Ah, memories.  The point is that I was within a half hour of riding my bike through a mass-killing firing zone, and this fact shapes my thoughts about gun control.  Other things do, as well.  I lived in Columbus, Ohio through the Interstate 270 sniper scare and worked with a woman whose friend happened to be the one body fatally penetrated by the sniper’s bullets as she unluckily drove under the killer’s overpass stakeout.  While I was living in Columbus I rocked out to the Supersuckers at a skanky freestanding heavy metal cum thrash cum grunge joint called the Alrosa Villa.  I eventually moved to Arlington, Texas and a few months later an Arlington guitar whiz and, it seems from all accounts, all around great guy was killed in the Alrosa Villa. 

Those who do not have their own once or twice-removed relationship to mass murder are arguably still touched by the reality of such tragedies.  Community proximity taints the psyche of Austin residents, many of whom weren’t even born when Charles Whitman turned on his transistor radio, crouched in a well-trained sniper position, took aim at people 28 floors below, and waited to hear the breaking news of his own making.  The tale bespeaks such lasting terror, once new generations learn of it, casual glances tower-ward continually transformed into silent remembrances.  The modern day students walking the Kent State University quads probably feel the same way.

Communities sometimes try to bury the incidents for good, often with fire.  The ancient west coast Pomo cultural tradition for child deaths was to burn the kid’s cradle.  The Branch Davidian compound inWaco went down in a huge state-sponsored burning, the second floor library was sealed at Columbine High.  Thankfully, however, we can’t engage in ritualistic erasings of kill sites for all gun violence tragedies.  For instance, try to imagine all the WalMarts that have served as locations for murder being burned down (I have trouble believing corporate headquarters would take that lying down, at least not when the store in question is still turning profit.  Well, perhaps they’d let the Cooper Street location go.). 

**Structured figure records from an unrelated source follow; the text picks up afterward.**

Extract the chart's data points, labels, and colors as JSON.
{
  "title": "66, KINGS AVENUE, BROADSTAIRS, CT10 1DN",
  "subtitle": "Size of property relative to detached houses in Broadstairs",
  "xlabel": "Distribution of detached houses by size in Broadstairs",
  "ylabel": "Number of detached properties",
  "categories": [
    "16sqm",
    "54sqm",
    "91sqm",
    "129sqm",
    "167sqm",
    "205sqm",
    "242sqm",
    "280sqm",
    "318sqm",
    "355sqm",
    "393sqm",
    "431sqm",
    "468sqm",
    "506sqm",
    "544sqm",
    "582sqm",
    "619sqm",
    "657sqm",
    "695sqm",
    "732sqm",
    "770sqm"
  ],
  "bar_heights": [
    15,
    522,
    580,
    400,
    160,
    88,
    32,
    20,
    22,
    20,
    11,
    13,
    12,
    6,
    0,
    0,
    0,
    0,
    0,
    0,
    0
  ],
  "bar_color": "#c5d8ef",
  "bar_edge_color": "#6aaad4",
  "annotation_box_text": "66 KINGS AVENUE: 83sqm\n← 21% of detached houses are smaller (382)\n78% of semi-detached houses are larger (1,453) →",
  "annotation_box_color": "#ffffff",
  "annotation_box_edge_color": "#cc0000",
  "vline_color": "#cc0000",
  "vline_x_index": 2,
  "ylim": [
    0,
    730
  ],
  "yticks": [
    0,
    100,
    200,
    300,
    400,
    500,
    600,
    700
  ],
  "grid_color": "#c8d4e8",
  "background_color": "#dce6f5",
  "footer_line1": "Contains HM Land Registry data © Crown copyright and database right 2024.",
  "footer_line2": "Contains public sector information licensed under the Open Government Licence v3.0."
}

We can burn the houses of the cannibals and the criminally insane, but it will be more difficult to get rid of New York’s city hall, D.C.’s suburban spaces, or any other sprawlscape that increasingly serves as backdrop for (dominantly white) gun violence.  We need to remember the bleating panicky terror of mass gun violence for what it is: silent threat, chaos waiting to happen, a sometimes predictable carnage, cultural signifier, media event, spectacle, exceptions to society rather than comments on it and unfathomable otherness. 

Mass gun violence is a particularly bad dream for gun advocates and those intellectually and patriotically invested in defending gun ownership rights at all costs, and this fuels the post mass-murder pro-gun lobby PR machine.  Mass murders are also nightmares for those gun control advocates whose despair is palpable in their conviction that better laws and enforcement would have prevented the tragedy.  Then there is the generalized lamentation over the violent impulse itself after the details of a mass shooting become known. But certainly the worst nightmares suffered are by the witnesses and victims of such bloody spectacles.  Let us try to keep the reality of their suffering in mind as we recount our own relationships to mass murder and contemplate another local connection to gun violence.